Les cas de syndrome d’immunodéficience sont en augmentation depuis l’arrivé de la vaccination massive contre la COVID

Un nouvel article publié dans The Lancet suggère que plus une personne se fait injecter de « vaccins » contre le coronavirus (Covid-19), plus son organisme succombe rapidement à un syndrome d’immunodépression semblable à celui du sida, appelé VAIDS.

Le syndrome d’immunodéficience acquise par vaccination commence immédiatement après la première série d’injections. Et les experts craignent qu’avec chaque injection de rappel, ce processus d' »érosion immunitaire », comme ils l’appellent, ne fasse que s’accélérer.

Pour leurs recherches, les scientifiques ont comparé les résultats de santé entre les personnes vaccinées et non vaccinées en Suède. Environ 1,6 million de personnes des deux groupes ont été étudiées pendant neuf mois.

Ils ont découvert que les personnes entièrement vaccinées ne bénéficient d’une protection immunitaire que pendant une très courte période, tout au plus six mois. Après cela, l' »immunité » artificielle provoquée par les injections s’estompe rapidement, laissant une personne totalement vaccinée sans aucune protection contre une quelconque infection, tout comme le SIDA.

Les personnes non vaccinées, quant à elles, conservent une immunité réelle et durable parce que leur corps n’a pas été piqué par des protéines de pointe dégradant le système immunitaire et d’autres produits chimiques mystérieux dont nous savons maintenant qu’ils érodent le système immunitaire semaine après semaine après l’injection.

Les médecins appellent ce phénomène chez les vaccinés à répétition « érosion immunitaire » ou « déficit immunitaire acquis », ce qui explique l’incidence élevée de myocardite et d’autres maladies post-vaccinales qui les affectent soit plus rapidement, entraînant la mort, soit plus lentement, entraînant une maladie chronique », a rapporté America’s Frontline Doctors (AFLDS) à propos des résultats de l’étude.

Les vaccins covid provoquent une défaillance en cascade de la réponse immunitaire de l’organisme.
Il est important de rappeler que les vaccins covidés ne sont pas réellement des vaccins, du moins pas au sens traditionnel du terme. Ils ont pour effet d’amener les cellules de l’organisme à produire une seule petite partie du prétendu virus SRAS-CoV-2 : la protéine spike.

Comme nous l’avons signalé depuis longtemps, ces injections transforment le corps des gens en usines de production de la protéine spike, ce qui amène le corps à créer des anticorps contre eux. Cela pose toutefois de sérieux problèmes, qui conduisent à la dégradation progressive de la capacité et de la fonctionnalité immunitaires de l’organisme.

« Premièrement, ces vaccins entraînent le système immunitaire à ne reconnaître qu’une petite partie du virus (la protéine spike) », explique l’AFLDS. « Les variantes qui diffèrent, même légèrement, au niveau de cette protéine sont capables d’échapper au spectre étroit des anticorps créés par les vaccins. »

« Deuxièmement, les vaccins créent des ‘accros aux vaccins’, c’est-à-dire que les personnes deviennent dépendantes de rappels réguliers parce qu’elles n’ont été ‘vaccinées’ que contre une infime partie d’un virus en mutation », ajoute le groupe. « Le ministre australien de la santé, le Dr Kerry Chant, a déclaré que le COVID sera toujours là et que les gens devront s’habituer à recevoir des vaccins sans fin. Ce sera un cycle régulier de vaccination et de revaccination ».

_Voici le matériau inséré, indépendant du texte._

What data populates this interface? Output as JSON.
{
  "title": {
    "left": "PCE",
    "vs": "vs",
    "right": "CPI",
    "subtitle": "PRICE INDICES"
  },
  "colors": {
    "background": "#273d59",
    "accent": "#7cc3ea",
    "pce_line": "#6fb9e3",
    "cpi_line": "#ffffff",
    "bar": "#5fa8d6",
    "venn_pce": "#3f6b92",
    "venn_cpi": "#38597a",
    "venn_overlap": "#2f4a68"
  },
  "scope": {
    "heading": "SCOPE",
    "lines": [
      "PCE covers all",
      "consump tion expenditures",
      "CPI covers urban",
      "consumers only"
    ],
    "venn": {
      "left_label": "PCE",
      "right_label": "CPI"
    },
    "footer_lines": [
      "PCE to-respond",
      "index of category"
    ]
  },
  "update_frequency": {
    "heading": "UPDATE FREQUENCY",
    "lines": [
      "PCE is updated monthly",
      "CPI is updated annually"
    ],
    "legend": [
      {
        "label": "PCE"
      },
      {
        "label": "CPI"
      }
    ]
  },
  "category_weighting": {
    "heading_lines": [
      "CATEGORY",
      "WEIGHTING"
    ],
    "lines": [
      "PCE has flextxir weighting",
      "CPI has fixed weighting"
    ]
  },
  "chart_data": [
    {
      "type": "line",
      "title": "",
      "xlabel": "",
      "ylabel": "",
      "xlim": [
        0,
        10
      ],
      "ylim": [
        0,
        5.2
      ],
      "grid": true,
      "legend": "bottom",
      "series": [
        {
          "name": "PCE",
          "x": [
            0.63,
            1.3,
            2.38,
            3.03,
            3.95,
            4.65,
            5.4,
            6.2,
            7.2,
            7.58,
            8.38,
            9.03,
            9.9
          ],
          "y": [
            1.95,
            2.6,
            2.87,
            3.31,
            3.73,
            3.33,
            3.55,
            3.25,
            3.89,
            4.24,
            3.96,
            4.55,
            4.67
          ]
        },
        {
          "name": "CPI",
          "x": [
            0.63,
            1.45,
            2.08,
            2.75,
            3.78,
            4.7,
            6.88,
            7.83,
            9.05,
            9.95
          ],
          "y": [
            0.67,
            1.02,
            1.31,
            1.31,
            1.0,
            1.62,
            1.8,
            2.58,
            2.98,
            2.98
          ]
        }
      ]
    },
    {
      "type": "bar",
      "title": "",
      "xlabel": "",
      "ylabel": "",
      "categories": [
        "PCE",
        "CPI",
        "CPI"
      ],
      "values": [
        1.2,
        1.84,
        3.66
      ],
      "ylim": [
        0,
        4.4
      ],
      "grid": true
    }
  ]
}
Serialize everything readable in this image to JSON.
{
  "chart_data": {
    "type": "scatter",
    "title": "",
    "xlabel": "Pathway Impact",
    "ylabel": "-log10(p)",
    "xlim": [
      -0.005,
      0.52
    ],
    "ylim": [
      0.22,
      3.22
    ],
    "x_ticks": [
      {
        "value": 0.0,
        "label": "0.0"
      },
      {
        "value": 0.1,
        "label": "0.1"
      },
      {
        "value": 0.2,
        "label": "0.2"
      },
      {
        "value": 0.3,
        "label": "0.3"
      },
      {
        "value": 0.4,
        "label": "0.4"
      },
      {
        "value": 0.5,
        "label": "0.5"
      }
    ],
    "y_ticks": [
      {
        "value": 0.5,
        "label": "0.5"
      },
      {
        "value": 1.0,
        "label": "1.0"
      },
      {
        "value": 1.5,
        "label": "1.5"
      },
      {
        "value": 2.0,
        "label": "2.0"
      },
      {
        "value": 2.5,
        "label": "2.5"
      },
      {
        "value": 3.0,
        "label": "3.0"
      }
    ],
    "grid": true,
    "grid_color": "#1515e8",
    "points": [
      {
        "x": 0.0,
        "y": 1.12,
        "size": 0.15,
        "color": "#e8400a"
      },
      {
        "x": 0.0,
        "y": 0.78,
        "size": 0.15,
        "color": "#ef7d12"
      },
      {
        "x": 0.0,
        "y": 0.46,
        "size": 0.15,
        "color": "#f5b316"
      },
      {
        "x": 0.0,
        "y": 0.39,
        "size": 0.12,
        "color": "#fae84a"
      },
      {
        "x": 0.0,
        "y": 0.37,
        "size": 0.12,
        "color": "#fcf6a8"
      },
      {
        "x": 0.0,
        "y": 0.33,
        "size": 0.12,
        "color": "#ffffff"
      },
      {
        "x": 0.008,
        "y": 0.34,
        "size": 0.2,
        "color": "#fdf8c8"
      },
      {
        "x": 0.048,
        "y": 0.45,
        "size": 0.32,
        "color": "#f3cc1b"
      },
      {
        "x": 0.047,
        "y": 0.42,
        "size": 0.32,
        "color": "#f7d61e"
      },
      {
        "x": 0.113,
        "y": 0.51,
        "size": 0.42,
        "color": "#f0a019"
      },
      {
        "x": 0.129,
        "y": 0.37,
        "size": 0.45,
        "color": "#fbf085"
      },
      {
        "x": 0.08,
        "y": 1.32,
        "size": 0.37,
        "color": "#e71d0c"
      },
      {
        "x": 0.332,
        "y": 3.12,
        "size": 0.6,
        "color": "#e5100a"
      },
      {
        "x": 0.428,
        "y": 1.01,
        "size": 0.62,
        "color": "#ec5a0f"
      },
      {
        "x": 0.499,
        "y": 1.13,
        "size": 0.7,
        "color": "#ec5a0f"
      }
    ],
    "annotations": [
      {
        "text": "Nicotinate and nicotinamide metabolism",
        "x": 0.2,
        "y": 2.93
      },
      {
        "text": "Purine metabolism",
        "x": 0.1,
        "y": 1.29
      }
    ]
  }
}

Une troisième chose est le simple fait que les vaccins ne préviennent en aucun cas l’infection dans le nez et les voies aériennes supérieures, où les personnes totalement vaccinées ont tendance à présenter les charges virales les plus élevées. Les personnes entièrement vaccinées deviennent ainsi les « super-transmetteurs » tant redoutés et représentent un grave danger pour la société.

Alex Berenson, ancien journaliste au New York Times, prévient que la réponse auto-immune indéfinie et incontrôlée à la protéine de pointe du coronavirus provoquée par ces injections pourrait produire « une vague d’anticorps appelés anticorps anti-idiotype ou Ab2 qui continuent à endommager le corps humain longtemps après avoir éliminé le Sars-CoV-2 lui-même ou les protéines de pointe que les injections font produire aux cellules du corps ».

Les protéines de pointe elles-mêmes peuvent également produire cette deuxième vague d’anticorps, modulant la réponse initiale du système immunitaire en se liant à la première vague d’anticorps pour finalement la détruire.